On food and nutritional security, Sezibera noted that the major drivers of food security including growing populations and their evolving tastes, the climate and the global trade dynamics that shape food prices, escape the direct control of East Africa’s national authorities. The region continues to be plagued by severe drought and famine as well as an unbalanced food production and trade regime.
In regard to inequality that is both persisting and deepening within and between countries across time, the Secretary General noted that the report found a telling trend; every economy in the East African Community grew at a faster pace than the rate of its population growth in the last decade. “This should inherently imply rising per capita income at the aggregate level.
Unfortunately, the distribution of the expanding wealth had not been equitable.
Equity and inclusion are of course critical. It is telling however, that today,
East Africa was discussing how to share wealth, not merely how to get out of poverty, which was the dominant theme 10 years ago”, noted Sezibera.
Sezibera agreed with findings in the report that suggest that the region had made some headway in extending the road network, dealing with the challenges at the major ports, and started investing in Air transport. However, about 95% of the region’s goods were moved by road and this was a key constraint to economic growth in the region and hence the need to urgently focus on investments in the rail network by upgrading, extending and powering it.
The report points out that the EAC region's total installed capacity for generation of electricity was 3300 MW in 2009 and the Net generation of electricity was 13.9 billion kilowatt hours and yet the comparative figure for Japan was 281 Gigawatt for 2008, and generation of 1,015 billion kilowatt hours. Therefore energy and rail, must, of necessity, be regional in nature asserts Sezibera.
The Secretary General informed the stakeholders that the Community was implementing its 4th EAC Development Strategy (2011-2016) whose theme was: “Accelerating and Deepening
EAC Regional Integration”. He said the Strategy was by far the most ambitious and sets out the implementation of major regional Master Plans in the key productive sectors with more focus on Agriculture and Food Security, Industry and Manufacturing and Tourism. He noted that the successful implementation of the 4th EAC Development Strategy will stimulate investments, promote employment and growth and, on the whole, lead to the increased diversification and major transformation of the region’s economy.
The 1st Deputy Prime Minister and Minister of EAC Affairs of the Republic of Uganda, Eriya Kategaya noted at the launch that the Report was very informative and urged for its wide distribution to key stakeholders especially to policy makers. He said there was need to create, within the region, a critical mass of people who should take charge of the regional integration and development process. He said the EAC project was a people-centered project hence cannot be left to the politicians and bureaucrats alone.

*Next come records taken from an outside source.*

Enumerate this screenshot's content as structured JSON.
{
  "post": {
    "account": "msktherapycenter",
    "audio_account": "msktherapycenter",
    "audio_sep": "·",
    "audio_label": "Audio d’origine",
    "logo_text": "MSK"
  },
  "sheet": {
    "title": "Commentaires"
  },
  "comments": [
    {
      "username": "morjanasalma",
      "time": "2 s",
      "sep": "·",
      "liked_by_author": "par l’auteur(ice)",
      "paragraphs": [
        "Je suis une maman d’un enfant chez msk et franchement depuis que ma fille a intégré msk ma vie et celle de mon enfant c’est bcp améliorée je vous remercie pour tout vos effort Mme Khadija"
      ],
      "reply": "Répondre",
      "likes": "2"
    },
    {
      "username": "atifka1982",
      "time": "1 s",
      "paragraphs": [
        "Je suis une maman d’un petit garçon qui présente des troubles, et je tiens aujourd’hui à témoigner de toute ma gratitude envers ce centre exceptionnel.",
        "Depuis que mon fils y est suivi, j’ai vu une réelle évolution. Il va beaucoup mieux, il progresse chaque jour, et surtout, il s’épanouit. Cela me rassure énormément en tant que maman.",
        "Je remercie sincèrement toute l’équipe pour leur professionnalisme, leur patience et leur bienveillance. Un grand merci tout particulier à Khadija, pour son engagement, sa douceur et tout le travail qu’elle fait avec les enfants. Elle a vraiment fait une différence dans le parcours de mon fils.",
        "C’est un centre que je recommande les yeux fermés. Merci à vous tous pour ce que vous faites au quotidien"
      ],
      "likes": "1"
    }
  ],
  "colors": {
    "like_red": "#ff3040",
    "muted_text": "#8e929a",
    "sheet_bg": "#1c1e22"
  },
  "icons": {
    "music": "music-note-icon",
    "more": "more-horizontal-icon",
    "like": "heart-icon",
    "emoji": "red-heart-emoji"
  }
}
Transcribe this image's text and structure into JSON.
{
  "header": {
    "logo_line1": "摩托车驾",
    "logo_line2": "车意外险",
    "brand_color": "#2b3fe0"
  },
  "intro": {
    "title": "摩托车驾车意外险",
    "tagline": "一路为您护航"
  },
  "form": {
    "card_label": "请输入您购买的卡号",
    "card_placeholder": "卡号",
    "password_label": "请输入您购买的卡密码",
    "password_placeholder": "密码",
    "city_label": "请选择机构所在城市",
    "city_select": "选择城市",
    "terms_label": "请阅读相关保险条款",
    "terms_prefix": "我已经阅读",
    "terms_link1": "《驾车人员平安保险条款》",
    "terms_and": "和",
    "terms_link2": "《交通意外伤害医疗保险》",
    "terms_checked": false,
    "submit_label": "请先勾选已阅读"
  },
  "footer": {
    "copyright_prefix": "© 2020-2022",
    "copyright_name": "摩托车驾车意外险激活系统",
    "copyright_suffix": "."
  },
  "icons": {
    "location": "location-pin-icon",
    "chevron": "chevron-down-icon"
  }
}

The first Deputy Premier urged for consolidation of the milestones so far achieved in the region. In regard to the new found resources in the region, Kategaya noted: “Let it (the new found resources) present opportunities but not problems to the region and there should be no competition within ourselves”, adding: “We should see and manage these resources as East Africans and as a team not as individual Partner States.”

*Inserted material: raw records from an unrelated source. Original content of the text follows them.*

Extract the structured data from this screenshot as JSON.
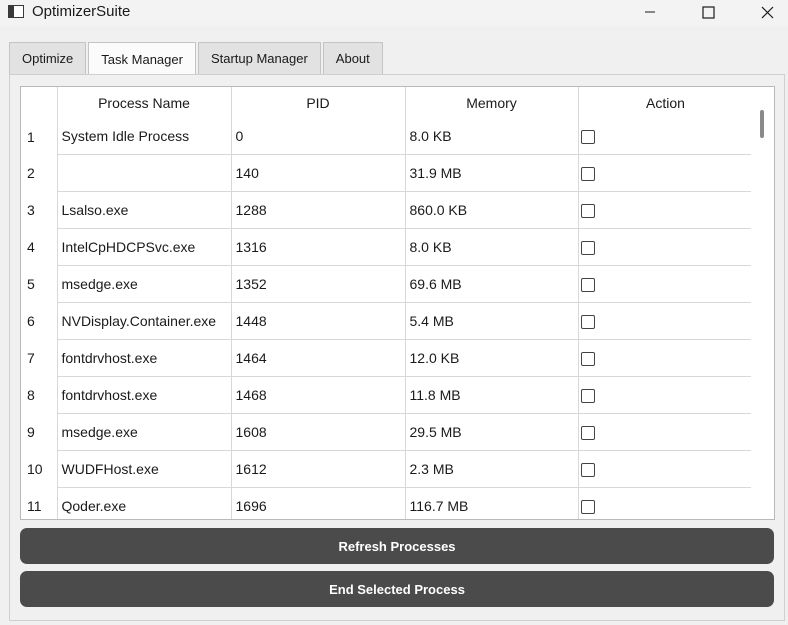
{
  "window": {
    "title": "OptimizerSuite"
  },
  "tabs": [
    {
      "label": "Optimize",
      "active": false
    },
    {
      "label": "Task Manager",
      "active": true
    },
    {
      "label": "Startup Manager",
      "active": false
    },
    {
      "label": "About",
      "active": false
    }
  ],
  "table": {
    "columns": [
      "Process Name",
      "PID",
      "Memory",
      "Action"
    ],
    "rows": [
      {
        "num": "1",
        "name": "System Idle Process",
        "pid": "0",
        "memory": "8.0 KB",
        "checked": false
      },
      {
        "num": "2",
        "name": "",
        "pid": "140",
        "memory": "31.9 MB",
        "checked": false
      },
      {
        "num": "3",
        "name": "Lsalso.exe",
        "pid": "1288",
        "memory": "860.0 KB",
        "checked": false
      },
      {
        "num": "4",
        "name": "IntelCpHDCPSvc.exe",
        "pid": "1316",
        "memory": "8.0 KB",
        "checked": false
      },
      {
        "num": "5",
        "name": "msedge.exe",
        "pid": "1352",
        "memory": "69.6 MB",
        "checked": false
      },
      {
        "num": "6",
        "name": "NVDisplay.Container.exe",
        "pid": "1448",
        "memory": "5.4 MB",
        "checked": false
      },
      {
        "num": "7",
        "name": "fontdrvhost.exe",
        "pid": "1464",
        "memory": "12.0 KB",
        "checked": false
      },
      {
        "num": "8",
        "name": "fontdrvhost.exe",
        "pid": "1468",
        "memory": "11.8 MB",
        "checked": false
      },
      {
        "num": "9",
        "name": "msedge.exe",
        "pid": "1608",
        "memory": "29.5 MB",
        "checked": false
      },
      {
        "num": "10",
        "name": "WUDFHost.exe",
        "pid": "1612",
        "memory": "2.3 MB",
        "checked": false
      },
      {
        "num": "11",
        "name": "Qoder.exe",
        "pid": "1696",
        "memory": "116.7 MB",
        "checked": false
      }
    ]
  },
  "buttons": {
    "refresh": "Refresh Processes",
    "end": "End Selected Process"
  },
  "colors": {
    "button_bg": "#4b4b4b",
    "button_text": "#ffffff",
    "window_bg": "#f0f0f0"
  },
  "icons": {
    "app": "app-window-icon",
    "minimize": "minimize-icon",
    "maximize": "maximize-icon",
    "close": "close-icon"
  }
}
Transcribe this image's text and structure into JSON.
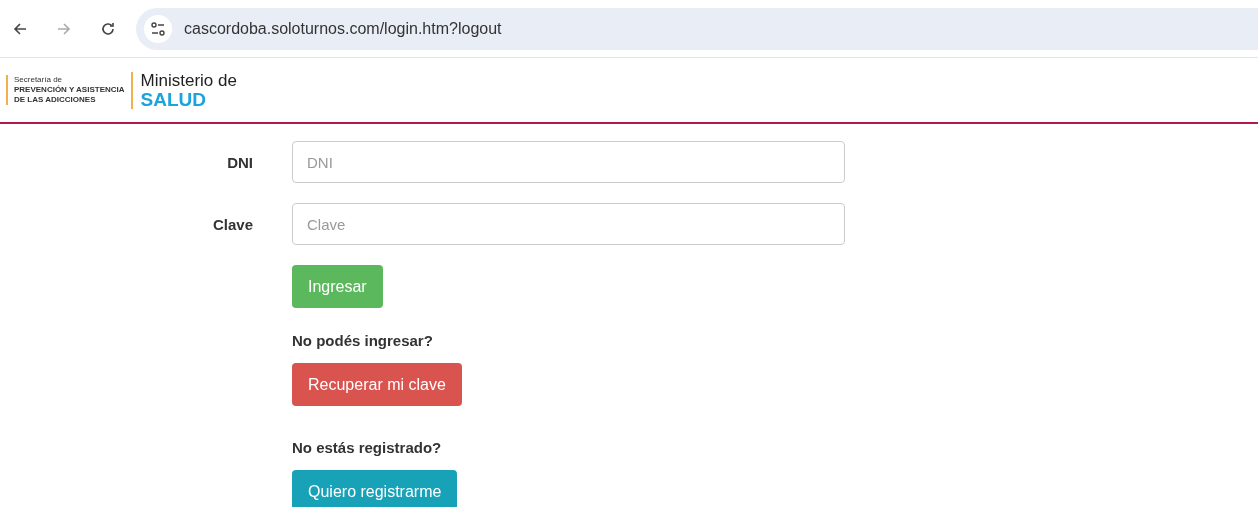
{
  "browser": {
    "url": "cascordoba.soloturnos.com/login.htm?logout"
  },
  "header": {
    "secretaria": [
      "Secretaría de",
      "PREVENCIÓN Y ASISTENCIA",
      "DE LAS ADICCIONES"
    ],
    "ministerio": "Ministerio de",
    "salud": "SALUD"
  },
  "fields": [
    {
      "label": "DNI",
      "placeholder": "DNI"
    },
    {
      "label": "Clave",
      "placeholder": "Clave"
    }
  ],
  "items": [
    {
      "kind": "submit",
      "label": "Ingresar"
    },
    {
      "kind": "prompt",
      "text": "No podés ingresar?"
    },
    {
      "kind": "recover",
      "label": "Recuperar mi clave"
    },
    {
      "kind": "prompt",
      "text": "No estás registrado?"
    },
    {
      "kind": "register",
      "label": "Quiero registrarme"
    }
  ]
}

The President of SID and former Secretary General of the East African Community, Juma Mwapachu said EAC continues to be a shining example of a truly regional economic community and was now attracting serious attention within the world arena. “EAC is a truly roaring lion of Africa and it is imperative to identify the critical success factors in the regional integration as well as the strategic drivers to enable the Community move forward”, Mwapachu affirmed.